I mean, in terms of raw capability, it’s actually one of the better “turn a dumb TV into a smart TV” devices on the market. It has good hardware transcoding support to take the burden off of your server. It also has very little in the way of fluff. It was one of the few boxes that wasn’t packed full of ads by default (though I’m not sure if this is still true).
But yeah, it means you’re locked into Apple’s ecosystem. Which is… Not always the best. Apple is notoriously difficult/annoying if your app gets tied up in approvals, so native apps can sometimes be trapped in limbo for a while.

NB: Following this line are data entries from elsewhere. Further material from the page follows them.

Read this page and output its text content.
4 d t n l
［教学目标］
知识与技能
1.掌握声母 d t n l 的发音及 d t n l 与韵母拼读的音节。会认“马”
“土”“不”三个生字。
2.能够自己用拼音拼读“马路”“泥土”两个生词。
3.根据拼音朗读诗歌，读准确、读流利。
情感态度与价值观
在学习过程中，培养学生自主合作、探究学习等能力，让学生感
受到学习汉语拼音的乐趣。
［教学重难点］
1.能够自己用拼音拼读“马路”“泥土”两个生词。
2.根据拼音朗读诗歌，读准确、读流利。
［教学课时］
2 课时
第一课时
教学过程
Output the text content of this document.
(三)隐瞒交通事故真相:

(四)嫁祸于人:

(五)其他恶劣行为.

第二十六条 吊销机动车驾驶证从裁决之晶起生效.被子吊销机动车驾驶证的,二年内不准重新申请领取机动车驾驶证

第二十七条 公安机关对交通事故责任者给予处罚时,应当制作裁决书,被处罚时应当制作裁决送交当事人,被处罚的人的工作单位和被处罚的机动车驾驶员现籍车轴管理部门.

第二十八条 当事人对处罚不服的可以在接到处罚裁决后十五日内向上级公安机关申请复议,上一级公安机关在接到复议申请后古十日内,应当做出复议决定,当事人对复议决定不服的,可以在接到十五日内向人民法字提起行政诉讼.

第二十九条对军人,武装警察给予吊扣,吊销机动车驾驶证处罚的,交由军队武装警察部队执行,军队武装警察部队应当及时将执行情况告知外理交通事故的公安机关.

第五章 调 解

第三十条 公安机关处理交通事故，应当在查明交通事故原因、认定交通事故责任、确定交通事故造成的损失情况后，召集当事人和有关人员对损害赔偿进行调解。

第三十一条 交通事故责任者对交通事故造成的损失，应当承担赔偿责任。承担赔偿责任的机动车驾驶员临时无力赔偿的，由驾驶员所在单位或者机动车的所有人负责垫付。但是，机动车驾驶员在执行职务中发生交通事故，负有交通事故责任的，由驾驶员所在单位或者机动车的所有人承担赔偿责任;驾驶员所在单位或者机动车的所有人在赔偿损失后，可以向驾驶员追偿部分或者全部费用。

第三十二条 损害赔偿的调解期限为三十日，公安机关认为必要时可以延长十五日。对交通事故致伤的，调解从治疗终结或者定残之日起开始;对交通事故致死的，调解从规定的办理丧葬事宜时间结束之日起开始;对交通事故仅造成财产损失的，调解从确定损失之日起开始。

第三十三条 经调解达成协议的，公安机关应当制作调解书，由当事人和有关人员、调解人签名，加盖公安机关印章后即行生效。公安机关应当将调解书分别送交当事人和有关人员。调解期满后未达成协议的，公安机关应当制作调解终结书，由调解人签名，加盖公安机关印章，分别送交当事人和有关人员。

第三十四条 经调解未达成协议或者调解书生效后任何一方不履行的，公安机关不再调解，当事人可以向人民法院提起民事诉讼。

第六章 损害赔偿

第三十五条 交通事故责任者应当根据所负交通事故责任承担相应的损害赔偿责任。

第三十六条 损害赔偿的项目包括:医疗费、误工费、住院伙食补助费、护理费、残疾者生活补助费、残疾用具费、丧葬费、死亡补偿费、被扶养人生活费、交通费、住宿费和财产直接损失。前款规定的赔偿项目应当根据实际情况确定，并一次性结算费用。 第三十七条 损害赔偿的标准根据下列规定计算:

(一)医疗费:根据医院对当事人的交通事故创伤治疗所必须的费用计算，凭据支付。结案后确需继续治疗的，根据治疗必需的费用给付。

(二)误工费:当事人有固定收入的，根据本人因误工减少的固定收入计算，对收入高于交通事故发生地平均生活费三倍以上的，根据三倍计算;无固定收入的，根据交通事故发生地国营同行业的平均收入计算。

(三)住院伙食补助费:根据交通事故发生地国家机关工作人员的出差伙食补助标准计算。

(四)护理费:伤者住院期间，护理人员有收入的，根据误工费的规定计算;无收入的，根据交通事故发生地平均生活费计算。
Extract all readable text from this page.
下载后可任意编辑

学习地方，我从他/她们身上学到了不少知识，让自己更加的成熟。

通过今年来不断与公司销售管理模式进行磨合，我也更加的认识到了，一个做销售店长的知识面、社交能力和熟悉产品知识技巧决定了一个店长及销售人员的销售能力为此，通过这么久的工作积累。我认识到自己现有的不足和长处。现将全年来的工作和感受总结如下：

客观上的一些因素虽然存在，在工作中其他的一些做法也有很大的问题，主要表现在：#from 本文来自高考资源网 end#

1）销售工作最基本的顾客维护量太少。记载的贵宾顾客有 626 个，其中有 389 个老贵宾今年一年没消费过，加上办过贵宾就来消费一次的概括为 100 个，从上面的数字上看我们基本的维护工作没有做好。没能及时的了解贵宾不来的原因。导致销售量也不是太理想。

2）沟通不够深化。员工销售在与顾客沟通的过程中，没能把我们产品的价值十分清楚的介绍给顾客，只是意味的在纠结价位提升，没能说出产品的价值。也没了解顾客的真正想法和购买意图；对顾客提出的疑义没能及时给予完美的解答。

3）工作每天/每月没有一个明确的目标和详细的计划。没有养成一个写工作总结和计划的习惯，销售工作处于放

And that’s assuming they even allow the native app.
I guess you could build an HTPC with similar functionality and hardware support, but then you’ll be stuck using a Bluetooth keyboard to navigate things, plus all of the “oh let me wait for my computer to boot up before I can watch anything” pains that go along with it. There are solutions for a lot of the complaints, but a lot of them are fiddly or require lots of extra stuff just to achieve the same basic functionality of “remote has power button that turns on TV and streaming box, and navigates menus as if it’s a native app.”
You shouldn’t even have Jellyfin on a reverse proxy, because it shouldn’t be externally available. There are several known security vulnerabilities (all marked as “closed” due to inactivity on git) that the devs have said will likely never be patched. Because patching them requires breaking away from the Emby fork that the entire project is built on.
It should only be externally available via a private VPN. And that alone excludes a lot of “I want to share my library with friends/family” scenarios, because step 0 will be getting their devices connected to your VPN.
At the very least, set up some form of access control/username+PW directly on your reverse proxy as a secondary security measure. Because if you can reach the JF landing page, you can exploit those vulnerabilities without needing a valid JF login. So you should configure your reverse proxy to act as a gatekeeper, and ensure attackers can’t even reach JF at all without having a valid login to your reverse proxy. But this will break most JF apps (except for browsers) because they likely won’t have any way to give an initial user+pass to the reverse proxy before they hit the JF server.